Sept. 26 (Bloomberg) -- Monsoon rain in India that exceeded the 50-year average for the first time in two years is set to boost winter-crop planting, said a government official.
“Good soil moisture will definitely favor planting and because of more than normal rains, ground water has also been recharged,” K.K. Singh, head of agro-met division in the India Meteorological Department, said in a phone interview.
Monsoon rains irrigate 55 percent of India’s farmland. Rainfall last year was less than average, reducing production of food grains, cotton and sugar cane.
India targets output of 128.5 million metric tons of food grain including 92.5 million tons of wheat from the winter harvest, Agriculture Commissioner J.S. Sandhu said Sept. 24. Wheat and rapeseed are the two major winter crops. Food-grain production may reach a record in the year that began July 1, Agriculture Minister Sharad Pawar said on the same day.
The September rains will increase the area under winter crops and water levels in dams are comfortable, helping irrigation, said Singh.

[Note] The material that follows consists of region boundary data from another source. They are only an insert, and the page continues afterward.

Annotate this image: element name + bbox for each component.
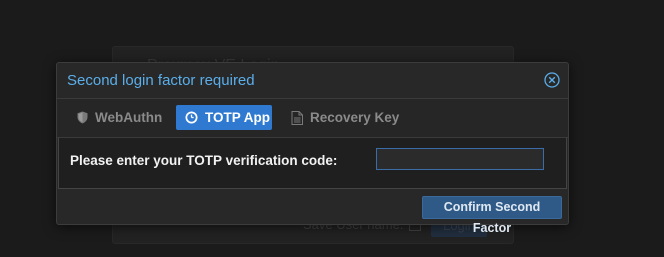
totp-code-input[interactable]: [376, 148, 544, 170]
clock-icon: [185, 111, 198, 124]
tab-totp-app[interactable]: TOTP App: [176, 105, 272, 130]
document-icon: [291, 110, 303, 125]
tab-recovery-key-label: Recovery Key: [310, 110, 400, 125]
second-factor-dialog: Second login factor required WebAuthn TO…: [56, 62, 569, 235]
dialog-footer: Confirm Second Factor: [57, 189, 568, 235]
tab-webauthn-label: WebAuthn: [95, 110, 163, 125]
factor-tabs: WebAuthn TOTP App Recovery Key: [57, 99, 568, 138]
dialog-header: Second login factor required: [57, 63, 568, 99]
screen: Proxmox VE Login Save User name: Login S…: [0, 0, 664, 257]
totp-code-label: Please enter your TOTP verification code…: [70, 153, 338, 168]
close-button[interactable]: [544, 72, 560, 88]
close-circle-icon: [544, 72, 560, 88]
confirm-second-factor-button[interactable]: Confirm Second Factor: [422, 196, 562, 235]
tab-totp-app-label: TOTP App: [205, 110, 271, 125]
tab-recovery-key[interactable]: Recovery Key: [291, 105, 399, 130]
totp-panel: Please enter your TOTP verification code…: [58, 138, 567, 189]
dialog-title: Second login factor required: [67, 72, 255, 89]
shield-icon: [77, 111, 88, 124]
tab-webauthn[interactable]: WebAuthn: [77, 105, 162, 130]
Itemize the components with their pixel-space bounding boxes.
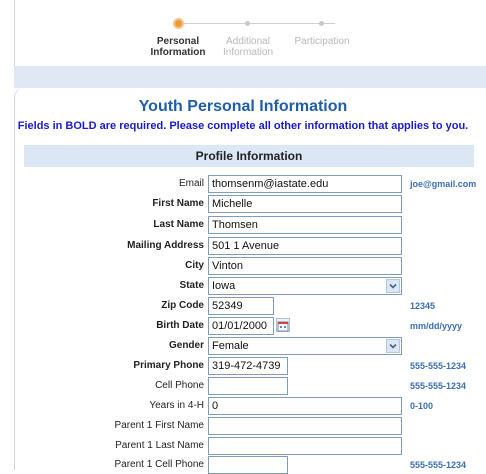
primary-phone-label: Primary Phone: [133, 360, 204, 371]
step-2-label-line2: Information: [222, 47, 274, 58]
step-connector: [173, 23, 335, 24]
parent1-cell-field[interactable]: [208, 456, 288, 474]
years-4h-row: Years in 4-H 0 0-100: [0, 397, 486, 415]
years-4h-field[interactable]: 0: [208, 397, 402, 415]
mailing-address-label: Mailing Address: [127, 240, 204, 251]
mailing-address-field[interactable]: 501 1 Avenue: [208, 237, 402, 255]
cell-phone-row: Cell Phone 555-555-1234: [0, 377, 486, 395]
gender-value: Female: [212, 340, 249, 352]
cell-phone-field[interactable]: [208, 377, 288, 395]
last-name-row: Last Name Thomsen: [0, 216, 486, 234]
parent1-first-label: Parent 1 First Name: [114, 420, 204, 431]
gender-row: Gender Female: [0, 337, 486, 355]
state-value: Iowa: [212, 280, 236, 292]
city-row: City Vinton: [0, 257, 486, 275]
years-4h-hint: 0-100: [410, 401, 434, 411]
cell-phone-hint: 555-555-1234: [410, 381, 467, 391]
state-row: State Iowa: [0, 277, 486, 295]
chevron-down-icon[interactable]: [386, 339, 400, 353]
state-select[interactable]: Iowa: [208, 277, 402, 295]
calendar-icon[interactable]: [276, 318, 290, 332]
parent1-first-field[interactable]: [208, 417, 402, 435]
parent1-last-row: Parent 1 Last Name: [0, 437, 486, 455]
parent1-first-row: Parent 1 First Name: [0, 417, 486, 435]
email-label: Email: [178, 178, 204, 189]
cell-phone-label: Cell Phone: [155, 380, 204, 391]
email-row: Email thomsenm@iastate.edu joe@gmail.com: [0, 175, 486, 193]
zip-label: Zip Code: [161, 300, 204, 311]
last-name-label: Last Name: [153, 219, 204, 230]
divider-band: [14, 66, 486, 88]
required-note: Fields in BOLD are required. Please comp…: [17, 120, 469, 132]
step-3-label-line1: Participation: [294, 36, 350, 47]
state-label: State: [179, 280, 204, 291]
parent1-cell-hint: 555-555-1234: [410, 460, 467, 470]
mailing-address-row: Mailing Address 501 1 Avenue: [0, 237, 486, 255]
step-1-label[interactable]: Personal Information: [143, 36, 213, 58]
wizard-panel: Personal Information Additional Informat…: [14, 0, 486, 66]
step-2-label-line1: Additional: [226, 36, 270, 47]
email-hint: joe@gmail.com: [410, 179, 477, 189]
first-name-label: First Name: [152, 198, 204, 209]
section-header: Profile Information: [24, 145, 474, 167]
years-4h-label: Years in 4-H: [149, 400, 204, 411]
zip-row: Zip Code 52349 12345: [0, 297, 486, 315]
chevron-down-icon[interactable]: [386, 279, 400, 293]
email-field[interactable]: thomsenm@iastate.edu: [208, 175, 402, 193]
parent1-last-field[interactable]: [208, 437, 402, 455]
gender-select[interactable]: Female: [208, 337, 402, 355]
step-3-label[interactable]: Participation: [287, 36, 357, 47]
zip-hint: 12345: [410, 301, 436, 311]
step-1-label-line1: Personal: [156, 36, 200, 47]
gender-label: Gender: [168, 340, 204, 351]
city-label: City: [185, 260, 204, 271]
parent1-cell-row: Parent 1 Cell Phone 555-555-1234: [0, 456, 486, 474]
step-1-dot: [173, 18, 184, 29]
primary-phone-hint: 555-555-1234: [410, 361, 467, 371]
parent1-cell-label: Parent 1 Cell Phone: [114, 459, 204, 470]
step-3-dot: [319, 21, 324, 26]
page-title: Youth Personal Information: [138, 98, 348, 115]
birth-date-hint: mm/dd/yyyy: [410, 321, 463, 331]
primary-phone-row: Primary Phone 319-472-4739 555-555-1234: [0, 357, 486, 375]
step-2-label[interactable]: Additional Information: [213, 36, 283, 58]
parent1-last-label: Parent 1 Last Name: [115, 440, 204, 451]
birth-date-field[interactable]: 01/01/2000: [208, 317, 274, 335]
first-name-row: First Name Michelle: [0, 195, 486, 213]
city-field[interactable]: Vinton: [208, 257, 402, 275]
birth-date-row: Birth Date 01/01/2000 mm/dd/yyyy: [0, 317, 486, 335]
zip-field[interactable]: 52349: [208, 297, 274, 315]
primary-phone-field[interactable]: 319-472-4739: [208, 357, 288, 375]
step-1-label-line2: Information: [150, 47, 206, 58]
last-name-field[interactable]: Thomsen: [208, 216, 402, 234]
first-name-field[interactable]: Michelle: [208, 195, 402, 213]
birth-date-label: Birth Date: [156, 320, 204, 331]
step-2-dot: [245, 21, 250, 26]
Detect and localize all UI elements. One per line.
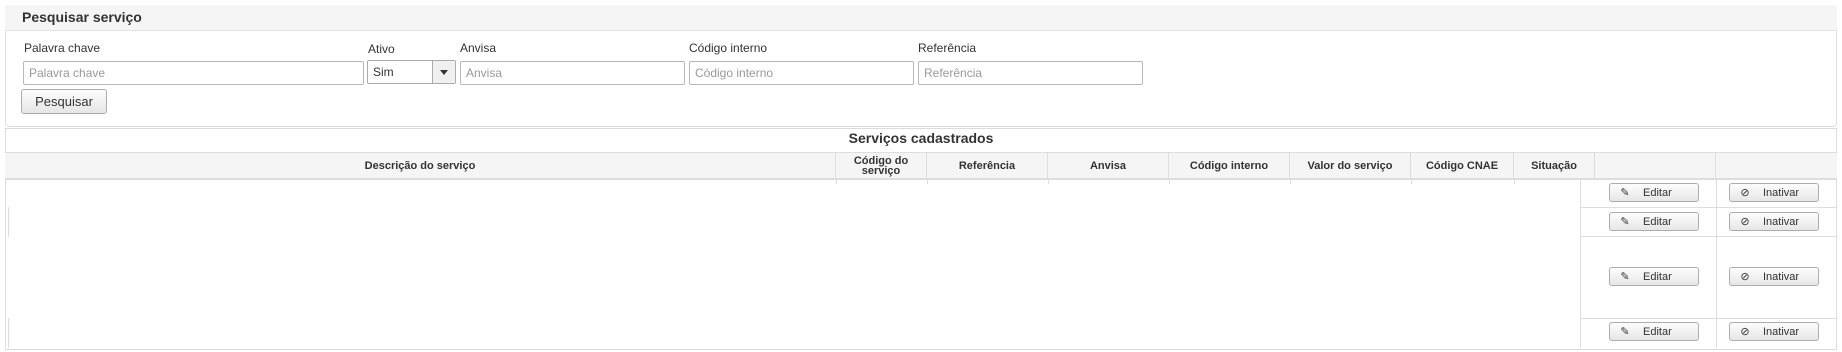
pencil-icon: ✎ (1620, 326, 1630, 338)
ban-icon: ⊘ (1740, 187, 1750, 199)
deactivate-button-label: Inativar (1763, 215, 1800, 228)
divider (1290, 180, 1291, 184)
internal-code-input[interactable] (689, 61, 914, 85)
ban-icon: ⊘ (1740, 216, 1750, 228)
internal-code-label: Código interno (689, 41, 768, 55)
pencil-icon: ✎ (1620, 271, 1630, 283)
deactivate-button-label: Inativar (1763, 325, 1800, 338)
col-deactivate-action (1716, 152, 1837, 180)
edit-button[interactable]: ✎ Editar (1609, 322, 1699, 341)
deactivate-button[interactable]: ⊘ Inativar (1729, 267, 1819, 286)
search-panel-header (5, 5, 1837, 31)
active-select-value: Sim (373, 65, 394, 79)
deactivate-button[interactable]: ⊘ Inativar (1729, 183, 1819, 202)
active-select[interactable]: Sim (367, 60, 456, 84)
edit-button-label: Editar (1643, 270, 1672, 283)
col-status: Situação (1514, 152, 1595, 180)
active-label: Ativo (368, 42, 395, 56)
divider (1048, 180, 1049, 184)
anvisa-label: Anvisa (460, 41, 497, 55)
edit-button[interactable]: ✎ Editar (1609, 267, 1699, 286)
divider (1716, 180, 1717, 348)
pencil-icon: ✎ (1620, 216, 1630, 228)
divider (927, 180, 928, 184)
divider (8, 318, 9, 348)
divider (1169, 180, 1170, 184)
deactivate-button[interactable]: ⊘ Inativar (1729, 212, 1819, 231)
edit-button-label: Editar (1643, 325, 1672, 338)
deactivate-button-label: Inativar (1763, 186, 1800, 199)
deactivate-button[interactable]: ⊘ Inativar (1729, 322, 1819, 341)
services-table-title: Serviços cadastrados (848, 130, 994, 146)
row-divider (1580, 236, 1837, 237)
col-cnae-code: Código CNAE (1411, 152, 1514, 180)
col-edit-action (1595, 152, 1716, 180)
search-button[interactable]: Pesquisar (21, 89, 107, 114)
deactivate-button-label: Inativar (1763, 270, 1800, 283)
reference-label: Referência (918, 41, 977, 55)
col-reference: Referência (927, 152, 1048, 180)
col-description: Descrição do serviço (5, 152, 836, 180)
divider (1411, 180, 1412, 184)
keyword-label: Palavra chave (24, 41, 101, 55)
keyword-input[interactable] (23, 61, 364, 85)
ban-icon: ⊘ (1740, 271, 1750, 283)
edit-button[interactable]: ✎ Editar (1609, 183, 1699, 202)
anvisa-input[interactable] (460, 61, 685, 85)
col-anvisa: Anvisa (1048, 152, 1169, 180)
row-divider (1580, 207, 1837, 208)
edit-button-label: Editar (1643, 186, 1672, 199)
pencil-icon: ✎ (1620, 187, 1630, 199)
divider (8, 207, 9, 237)
chevron-down-icon (432, 61, 455, 83)
col-service-value: Valor do serviço (1290, 152, 1411, 180)
search-panel-title: Pesquisar serviço (22, 9, 142, 25)
divider (836, 180, 837, 184)
edit-button[interactable]: ✎ Editar (1609, 212, 1699, 231)
divider (1580, 180, 1581, 348)
row-divider (1580, 318, 1837, 319)
col-internal-code: Código interno (1169, 152, 1290, 180)
col-service-code: Código do serviço (836, 152, 927, 180)
reference-input[interactable] (918, 61, 1143, 85)
edit-button-label: Editar (1643, 215, 1672, 228)
ban-icon: ⊘ (1740, 326, 1750, 338)
divider (1514, 180, 1515, 184)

Seeding of winter crops normally starts from Oct. 1, he said.
Monsoon rains were 90.55 centimeters between June 1 and Sept. 25, exceeding the 50-year average of 89 centimeters, the India Meteorological Department said on its website. Central, southern and northwest regions received above normal rain, while the east and northeast got below average showers, it said.
As much as 39 percent of the area in India received excess rains while they were normal in 47 percent of the country and deficient in 14 percent, said the department.